Tanzania is ramping up the registration and issuance of birth certificates to children under five years using mobile phones. The mobile registration is offering a lifeline to millions of babies, who often remain ‘invisible’ due to the logistical and infrastructural challenges that prevent them from being enlisted at the time of their nativity.
The simple process entails a health worker sending an SMS with information about the baby’s name, sex, date of birth and family particulars to a central database managed by the Registration Insolvency & Trusteeship Agency (RITA), a state agency in real time. An automatic response allows them to issue a birth certificate shortly after. The expectation is that by 2020, the entire country would be covered by this service.
The lack of a birth certificate increases the odds of a child ending up in an early marriage before adulthood, or a premature entry into the labor market. In the rural and remote regions of a developing country like Tanzania, birth certificate documentation increases the possibility of children gaining access to formal education or healthcare. In the absence of documentation, the children simply do not exist in the eyes of the government.
According to UNICEF, Tanzania has one of the lowest birth registration rates in Africa with less than 13% of children under five years having a birth certificate. It means “millions of children under-five are ‘invisible’ in the nation’s records,” according to UNICEF deputy representative in Tanzania Rene Van Dongen.
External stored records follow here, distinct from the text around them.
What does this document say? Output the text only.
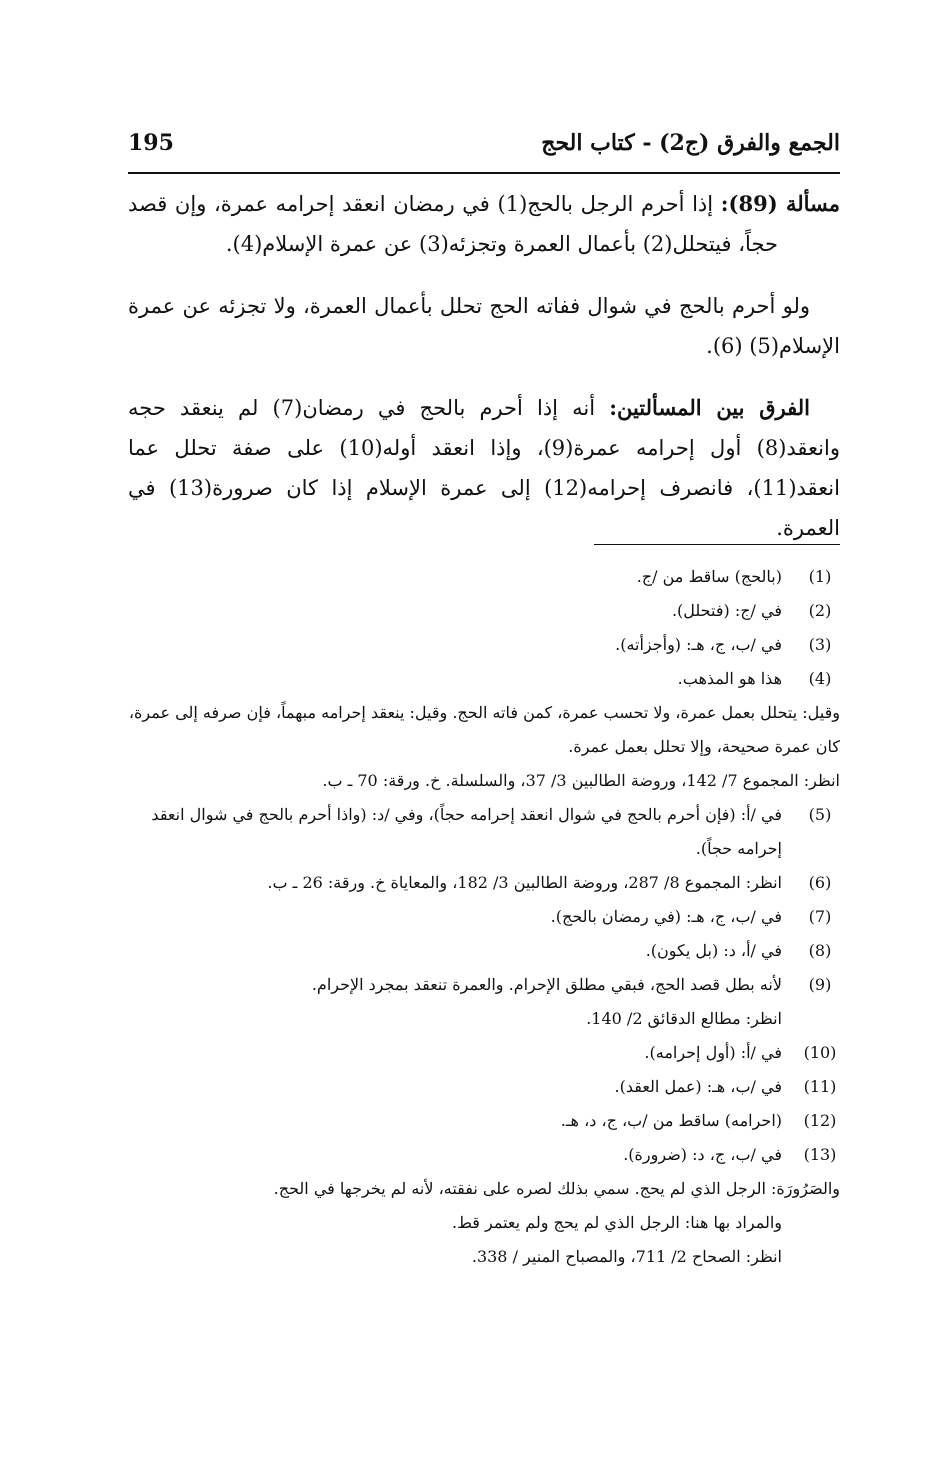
الجمع والفرق (ج2) - كتاب الحج
195

مسألة (89): إذا أحرم الرجل بالحج(1) في رمضان انعقد إحرامه عمرة، وإن قصد حجاً، فيتحلل(2) بأعمال العمرة وتجزئه(3) عن عمرة الإسلام(4).

ولو أحرم بالحج في شوال ففاته الحج تحلل بأعمال العمرة، ولا تجزئه عن عمرة الإسلام(5) (6).

الفرق بين المسألتين: أنه إذا أحرم بالحج في رمضان(7) لم ينعقد حجه وانعقد(8) أول إحرامه عمرة(9)، وإذا انعقد أوله(10) على صفة تحلل عما انعقد(11)، فانصرف إحرامه(12) إلى عمرة الإسلام إذا كان صرورة(13) في العمرة.

(1)
(بالحج) ساقط من /ج.
(2)
في /ج: (فتحلل).
(3)
في /ب، ج، هـ: (وأجزأته).
(4)
هذا هو المذهب.
وقيل: يتحلل بعمل عمرة، ولا تحسب عمرة، كمن فاته الحج. وقيل: ينعقد إحرامه مبهماً، فإن صرفه إلى عمرة، كان عمرة صحيحة، وإلا تحلل بعمل عمرة.
انظر: المجموع 7/ 142، وروضة الطالبين 3/ 37، والسلسلة. خ. ورقة: 70 ـ ب.
(5)
في /أ: (فإن أحرم بالحج في شوال انعقد إحرامه حجاً)، وفي /د: (واذا أحرم بالحج في شوال انعقد إحرامه حجاً).
(6)
انظر: المجموع 8/ 287، وروضة الطالبين 3/ 182، والمعاياة خ. ورقة: 26 ـ ب.
(7)
في /ب، ج، هـ: (في رمضان بالحج).
(8)
في /أ، د: (بل يكون).
(9)
لأنه بطل قصد الحج، فبقي مطلق الإحرام. والعمرة تنعقد بمجرد الإحرام.
انظر: مطالع الدقائق 2/ 140.
(10)
في /أ: (أول إحرامه).
(11)
في /ب، هـ: (عمل العقد).
(12)
(احرامه) ساقط من /ب، ج، د، هـ.
(13)
في /ب، ج، د: (ضرورة).
والصَرُورَة: الرجل الذي لم يحج. سمي بذلك لصره على نفقته، لأنه لم يخرجها في الحج.
والمراد بها هنا: الرجل الذي لم يحج ولم يعتمر قط.
انظر: الصحاح 2/ 711، والمصباح المنير / 338.
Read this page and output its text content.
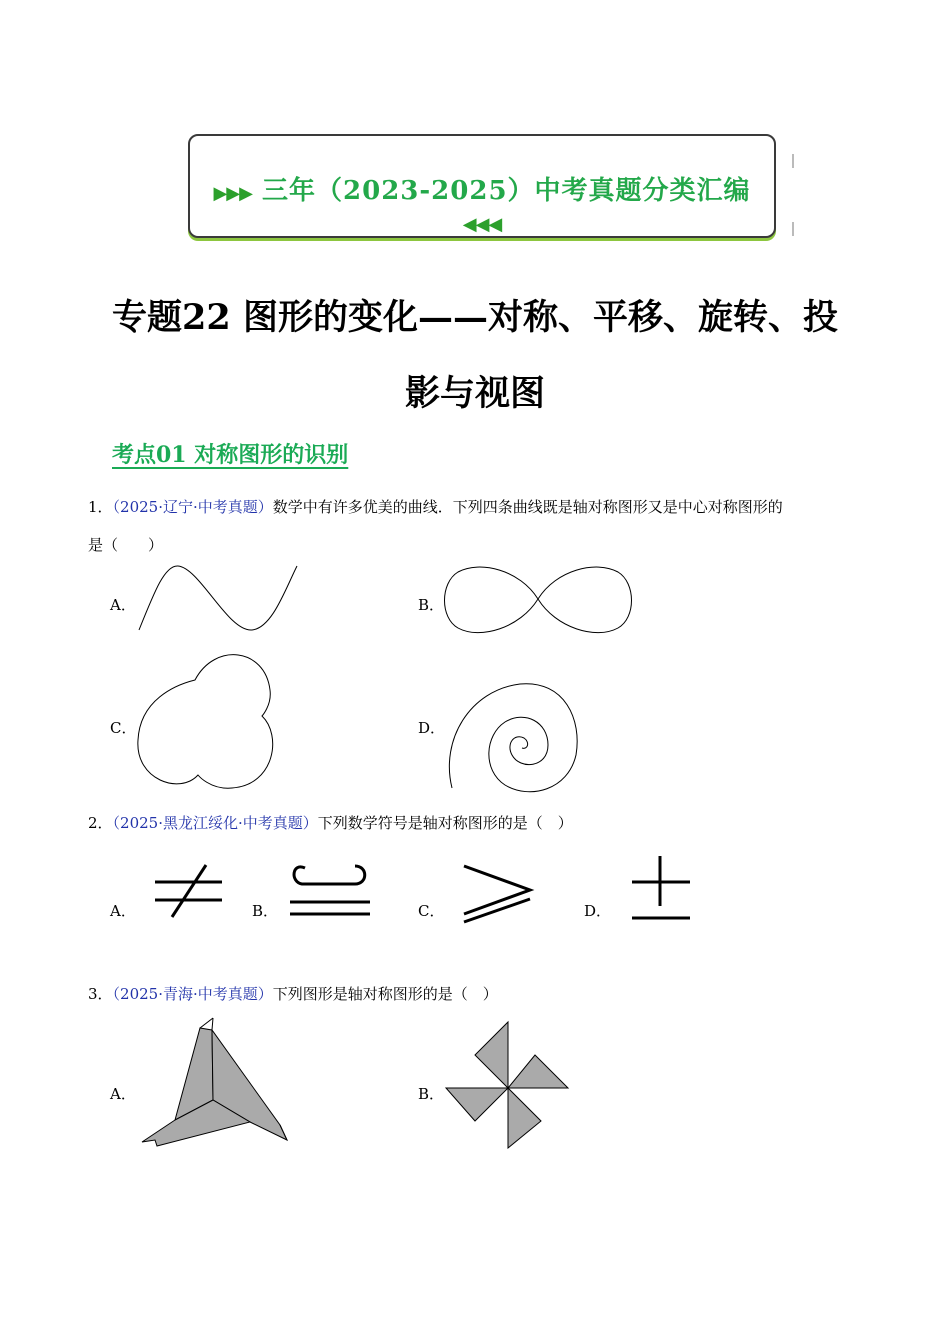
▶▶▶ 三年（2023-2025）中考真题分类汇编 ◀◀◀
专题22 图形的变化——对称、平移、旋转、投
影与视图
考点01 对称图形的识别
1．（2025·辽宁·中考真题）数学中有许多优美的曲线．下列四条曲线既是轴对称图形又是中心对称图形的
是（　　）
A．	B．
C．	D．
2．（2025·黑龙江绥化·中考真题）下列数学符号是轴对称图形的是（　）
A．	B．	C．	D．
3．（2025·青海·中考真题）下列图形是轴对称图形的是（　）
A．	B．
The initiative is the brainchild of mobile phone operator Tigo in partnership with UNICEF and the government of Tanzania. The registration of toddlers over mobile phones was prompted by the estimation that about 90% of children in Tanzania do not have birth certificates despite their entitlement under the law.
Since 2013 when the mobile application was first unveiled, at least 830,000 children under five have been registered and provided with birth certificates. The latest registration drive in two regions in the country’s northwest launched last week, aims to have 650,000 children registered. To accelerate uptake, the government has waived the fee for registration.